Rasulullah shallallahu ‘alaihi wa sallam juga mempuasainya. Ketika
beliau pindah ke Madinah, beliau mempuasainya dan menyuruh orang-orang
untuk berpuasa. Ketika diwajibkan puasa Ramadhan, beliau meninggalkan
puasa ‘Asyura’. Barang siapa yang ingin, maka silakan berpuasa. Barang
siapa yang tidak ingin, maka silakan meninggalkannya.” 7
Keutamaan Berpuasa Sehari Sebelumnya
Selain
berpuasa di hari ‘Asyura disukai untuk berpuasa pada tanggal 9
Muharram, karena Nabi shallallahu ‘alaihi wa sallam pernah berkeinginan,
jika seandainya tahun depan beliau hidup, beliau akan berpuasa pada
tanggal 9 dan 10 Muharram. Tetapi ternyata Rasulullah shallallahu
‘alaihi wa sallam wafat pada tahun tersebut.
عَبْدَ
اللَّهِ بْنَ عَبَّاسٍ – رضى الله عنهما – يَقُولُ: حِينَ صَامَ رَسُولُ
اللَّهِ -صلى الله عليه وسلم- يَوْمَ عَاشُورَاءَ وَأَمَرَ بِصِيَامِهِ,
قَالُوا يَا رَسُولَ اللَّهِ إِنَّهُ يَوْمٌ تُعَظِّمُهُ الْيَهُودُ
وَالنَّصَارَى. فَقَالَ رَسُولُ اللَّهِ -صلى الله عليه وسلم-: (( فَإِذَا
كَانَ الْعَامُ الْمُقْبِلُ – إِنْ شَاءَ اللَّهُ – صُمْنَا الْيَوْمَ
التَّاسِعَ.)) قَالَ: فَلَمْ يَأْتِ الْعَامُ الْمُقْبِلُ حَتَّى تُوُفِّىَ
رَسُولُ اللَّهِ -صلى الله عليه وسلم-.
Diriwayatkan
dari Abdullah bin ‘Abbas radhiallahu ‘anhuma bahwasanya dia berkata,
“ketika Rasulullah shallallahu ‘alaihi wa sallam ketika berpuasa di hari
‘Asyura’ dan memerintahkan manusia untuk berpuasa, para sahabat pun
berkata, ‘Ya Rasulullah! Sesungguhnya hari ini adalah hari yang
diagungkan oleh orang-orang Yahudi dan Nasrani.’ Rasulullah shallallahu
‘alaihi wa sallam pun berkata, ‘Apabila tahun depan -insya Allah- kita
akan berpuasa dengan tanggal 9 (Muharram).’ Belum sempat tahun depan
tersebut datang, ternyata Rasulullah shallallahu ‘alaihi wa sallam
meninggal.”8
Banyak
ulama mengatakan bahwa disunnahkan juga berpuasa sesudahnya yaitu
tanggal 11 Muharram. Di antara mereka ada yang berdalil dengan hadits
Ibnu ‘Abbas berikut:
(( صُومُوا يَوْمَ عَاشُورَاءَ وَخَالِفُوا فِيهِ الْيَهُودَ ، صُومُوا قَبْلَهُ يَوْمًا أَوْ بَعْدَهُ يَوْمًا.))
“Berpuasalah
kalian pada hari ‘Asyura’ dan selisihilah orang-orang Yahudi.
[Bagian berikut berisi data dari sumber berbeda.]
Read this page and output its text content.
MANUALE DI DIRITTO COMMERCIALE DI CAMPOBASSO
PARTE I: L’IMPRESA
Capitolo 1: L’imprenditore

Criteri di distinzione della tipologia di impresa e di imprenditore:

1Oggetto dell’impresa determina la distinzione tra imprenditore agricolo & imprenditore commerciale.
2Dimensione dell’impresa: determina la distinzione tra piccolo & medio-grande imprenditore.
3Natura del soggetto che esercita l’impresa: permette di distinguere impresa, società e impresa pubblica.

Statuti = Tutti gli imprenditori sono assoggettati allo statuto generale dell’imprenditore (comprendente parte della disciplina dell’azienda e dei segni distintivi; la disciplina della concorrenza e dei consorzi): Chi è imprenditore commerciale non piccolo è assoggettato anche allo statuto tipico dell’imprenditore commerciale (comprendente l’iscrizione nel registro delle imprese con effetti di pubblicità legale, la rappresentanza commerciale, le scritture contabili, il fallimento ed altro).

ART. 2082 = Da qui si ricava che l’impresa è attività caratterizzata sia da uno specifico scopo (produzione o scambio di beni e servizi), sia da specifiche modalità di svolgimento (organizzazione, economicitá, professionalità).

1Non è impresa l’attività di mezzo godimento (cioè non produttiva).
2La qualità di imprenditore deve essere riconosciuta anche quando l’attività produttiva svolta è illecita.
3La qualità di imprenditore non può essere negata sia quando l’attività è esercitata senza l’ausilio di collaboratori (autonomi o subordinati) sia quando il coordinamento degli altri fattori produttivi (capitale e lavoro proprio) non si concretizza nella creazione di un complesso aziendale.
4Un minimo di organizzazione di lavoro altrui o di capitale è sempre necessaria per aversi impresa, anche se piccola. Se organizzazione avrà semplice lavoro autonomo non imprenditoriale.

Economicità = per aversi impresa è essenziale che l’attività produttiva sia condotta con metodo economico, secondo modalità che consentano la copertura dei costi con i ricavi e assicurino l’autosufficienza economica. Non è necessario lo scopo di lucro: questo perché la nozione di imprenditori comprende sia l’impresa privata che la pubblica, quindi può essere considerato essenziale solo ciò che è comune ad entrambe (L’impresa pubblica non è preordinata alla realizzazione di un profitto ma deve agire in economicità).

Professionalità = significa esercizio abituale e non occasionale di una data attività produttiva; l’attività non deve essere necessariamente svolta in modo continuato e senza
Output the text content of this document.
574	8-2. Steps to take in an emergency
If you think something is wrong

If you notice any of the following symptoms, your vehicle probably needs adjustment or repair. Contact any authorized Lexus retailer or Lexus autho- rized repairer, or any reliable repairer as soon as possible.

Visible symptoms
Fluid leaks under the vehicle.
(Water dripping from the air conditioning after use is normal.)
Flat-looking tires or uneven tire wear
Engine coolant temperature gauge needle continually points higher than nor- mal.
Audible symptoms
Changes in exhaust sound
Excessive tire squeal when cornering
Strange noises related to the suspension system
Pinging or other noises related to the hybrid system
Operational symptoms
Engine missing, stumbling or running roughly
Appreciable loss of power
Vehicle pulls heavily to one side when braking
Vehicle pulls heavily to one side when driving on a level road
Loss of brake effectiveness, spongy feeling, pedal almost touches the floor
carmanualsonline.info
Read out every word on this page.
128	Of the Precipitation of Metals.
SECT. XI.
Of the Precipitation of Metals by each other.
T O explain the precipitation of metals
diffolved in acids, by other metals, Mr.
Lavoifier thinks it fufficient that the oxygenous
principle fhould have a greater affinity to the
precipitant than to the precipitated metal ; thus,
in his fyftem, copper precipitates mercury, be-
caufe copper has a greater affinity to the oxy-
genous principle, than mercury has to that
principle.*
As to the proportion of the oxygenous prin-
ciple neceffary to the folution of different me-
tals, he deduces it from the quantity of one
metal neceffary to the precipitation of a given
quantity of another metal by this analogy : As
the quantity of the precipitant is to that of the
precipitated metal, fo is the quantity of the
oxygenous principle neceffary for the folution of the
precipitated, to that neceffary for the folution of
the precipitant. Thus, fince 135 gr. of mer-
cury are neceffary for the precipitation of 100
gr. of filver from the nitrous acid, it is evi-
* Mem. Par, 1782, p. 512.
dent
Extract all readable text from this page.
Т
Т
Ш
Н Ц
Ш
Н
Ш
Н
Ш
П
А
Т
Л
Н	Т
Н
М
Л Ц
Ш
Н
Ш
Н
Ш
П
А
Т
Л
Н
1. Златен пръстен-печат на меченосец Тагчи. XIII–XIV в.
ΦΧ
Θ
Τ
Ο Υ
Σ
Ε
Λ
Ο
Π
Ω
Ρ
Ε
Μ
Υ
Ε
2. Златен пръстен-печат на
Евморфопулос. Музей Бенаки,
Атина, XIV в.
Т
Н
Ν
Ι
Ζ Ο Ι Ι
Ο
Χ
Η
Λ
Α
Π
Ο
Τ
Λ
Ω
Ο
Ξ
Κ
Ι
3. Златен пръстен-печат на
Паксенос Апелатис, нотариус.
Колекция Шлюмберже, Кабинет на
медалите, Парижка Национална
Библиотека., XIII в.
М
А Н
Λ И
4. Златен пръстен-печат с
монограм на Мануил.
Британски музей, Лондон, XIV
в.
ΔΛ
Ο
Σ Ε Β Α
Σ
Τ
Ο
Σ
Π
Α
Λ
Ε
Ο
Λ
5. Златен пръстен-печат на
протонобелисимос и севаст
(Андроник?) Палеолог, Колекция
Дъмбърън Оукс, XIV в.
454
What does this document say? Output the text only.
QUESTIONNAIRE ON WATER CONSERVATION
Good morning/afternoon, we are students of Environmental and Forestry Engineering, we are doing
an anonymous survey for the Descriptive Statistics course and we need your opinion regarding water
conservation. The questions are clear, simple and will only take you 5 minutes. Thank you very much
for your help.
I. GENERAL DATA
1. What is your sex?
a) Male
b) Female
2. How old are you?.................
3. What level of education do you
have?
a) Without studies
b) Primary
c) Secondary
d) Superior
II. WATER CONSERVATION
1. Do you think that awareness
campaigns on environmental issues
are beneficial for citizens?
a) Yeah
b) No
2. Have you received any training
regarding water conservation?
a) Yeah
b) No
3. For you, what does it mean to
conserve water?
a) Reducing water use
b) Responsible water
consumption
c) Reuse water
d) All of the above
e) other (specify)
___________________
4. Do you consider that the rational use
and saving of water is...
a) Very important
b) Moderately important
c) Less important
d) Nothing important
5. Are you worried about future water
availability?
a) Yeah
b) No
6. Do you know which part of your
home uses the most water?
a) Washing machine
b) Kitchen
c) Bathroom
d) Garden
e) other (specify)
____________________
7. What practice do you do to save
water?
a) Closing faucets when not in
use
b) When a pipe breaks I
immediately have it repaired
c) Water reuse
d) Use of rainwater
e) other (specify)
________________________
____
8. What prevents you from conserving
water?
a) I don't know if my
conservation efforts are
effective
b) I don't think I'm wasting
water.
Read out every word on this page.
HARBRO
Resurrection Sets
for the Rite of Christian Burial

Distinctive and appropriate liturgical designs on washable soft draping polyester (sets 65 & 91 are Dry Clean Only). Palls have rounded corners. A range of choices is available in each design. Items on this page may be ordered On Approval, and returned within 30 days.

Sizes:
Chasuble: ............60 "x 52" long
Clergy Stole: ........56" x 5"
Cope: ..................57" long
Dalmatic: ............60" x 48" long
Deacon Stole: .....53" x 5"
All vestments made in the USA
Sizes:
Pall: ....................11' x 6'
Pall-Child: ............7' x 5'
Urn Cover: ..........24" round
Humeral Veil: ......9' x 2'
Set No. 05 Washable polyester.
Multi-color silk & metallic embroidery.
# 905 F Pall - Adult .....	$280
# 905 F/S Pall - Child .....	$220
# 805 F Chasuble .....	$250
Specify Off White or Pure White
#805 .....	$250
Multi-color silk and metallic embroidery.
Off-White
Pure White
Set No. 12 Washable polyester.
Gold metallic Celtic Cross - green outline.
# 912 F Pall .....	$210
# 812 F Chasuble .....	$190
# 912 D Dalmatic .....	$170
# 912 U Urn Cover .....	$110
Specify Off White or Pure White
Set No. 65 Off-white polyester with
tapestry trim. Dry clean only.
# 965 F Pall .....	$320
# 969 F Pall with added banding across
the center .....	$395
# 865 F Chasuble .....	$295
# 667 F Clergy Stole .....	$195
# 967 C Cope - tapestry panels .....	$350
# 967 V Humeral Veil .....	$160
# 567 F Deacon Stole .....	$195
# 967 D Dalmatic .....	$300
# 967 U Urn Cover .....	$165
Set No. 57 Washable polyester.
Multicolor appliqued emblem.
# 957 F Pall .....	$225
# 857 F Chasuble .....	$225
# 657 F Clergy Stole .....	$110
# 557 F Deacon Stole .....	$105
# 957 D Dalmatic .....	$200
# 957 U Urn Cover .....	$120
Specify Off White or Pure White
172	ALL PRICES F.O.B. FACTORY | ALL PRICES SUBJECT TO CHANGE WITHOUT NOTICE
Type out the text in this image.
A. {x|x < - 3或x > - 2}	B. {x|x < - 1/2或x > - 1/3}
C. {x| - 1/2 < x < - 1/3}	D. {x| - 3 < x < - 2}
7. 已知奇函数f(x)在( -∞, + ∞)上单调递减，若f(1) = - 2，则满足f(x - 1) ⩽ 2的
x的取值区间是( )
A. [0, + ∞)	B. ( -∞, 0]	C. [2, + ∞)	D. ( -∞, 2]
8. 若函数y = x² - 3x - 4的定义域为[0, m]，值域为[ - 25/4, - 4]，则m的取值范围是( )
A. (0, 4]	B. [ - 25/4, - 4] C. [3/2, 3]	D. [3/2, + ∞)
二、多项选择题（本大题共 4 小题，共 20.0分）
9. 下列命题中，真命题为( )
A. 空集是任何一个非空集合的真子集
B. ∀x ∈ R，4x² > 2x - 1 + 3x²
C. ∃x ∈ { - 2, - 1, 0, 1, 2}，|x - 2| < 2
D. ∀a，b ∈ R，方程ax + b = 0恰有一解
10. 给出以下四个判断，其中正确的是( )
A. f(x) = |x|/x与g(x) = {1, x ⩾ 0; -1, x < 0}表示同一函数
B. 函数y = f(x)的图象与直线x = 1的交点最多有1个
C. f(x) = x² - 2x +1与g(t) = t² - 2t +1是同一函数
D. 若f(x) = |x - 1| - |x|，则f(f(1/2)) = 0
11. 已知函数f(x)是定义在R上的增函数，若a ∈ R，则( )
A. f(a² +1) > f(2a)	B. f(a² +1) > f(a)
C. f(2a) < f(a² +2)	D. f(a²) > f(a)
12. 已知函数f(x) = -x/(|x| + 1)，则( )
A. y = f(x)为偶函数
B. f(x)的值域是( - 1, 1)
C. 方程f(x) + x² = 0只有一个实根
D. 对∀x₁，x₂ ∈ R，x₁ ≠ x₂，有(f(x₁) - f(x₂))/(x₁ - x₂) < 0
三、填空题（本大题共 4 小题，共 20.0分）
Berpuasalah sebelumnya atau berpuasalah setelahnya satu hari.”9
Akan tetapi hadits ini lemah dari segi sanadnya (jalur periwayatan haditsnya).
Meskipun
demikian, bukan berarti jika seseorang ingin berpuasa tanggal 11
Muharram hal tersebut terlarang. Tentu tidak, karena puasa tanggal 11
Muharram termasuk puasa di bulan Muharram dan hal tersebut disunnahkan.
Sebagian
ulama juga memberikan alasan, jika berpuasa pada tanggal 11 Muharram
dan 9 Muharram, maka hal tersebut dapat menghilangkan keraguan tentang
bertepatan atau tidakkah hari ‘Asyura (10 Muharram) yang dia puasai
tersebut, karena bisa saja penentuan masuk atau tidaknya bulan Muharram
tidak tepat. Apalagi untuk saat sekarang, banyak manusia tergantung
dengan ilmu astronomi dalam penentuan awal bulan, kecuali pada bulan
Ramadhan, Syawal dan Dzul-Hijjah.
Tingkatan berpuasa ‘Asyura yang disebutkan oleh para ahli fiqh
Para ulama membuat beberapa tingkatan dalam berpuasa di hari ‘Asyura ini, sebagai berikut:
Tingkatan pertama: Berpuasa pada tanggal 9, 10 dan 11 Muharram.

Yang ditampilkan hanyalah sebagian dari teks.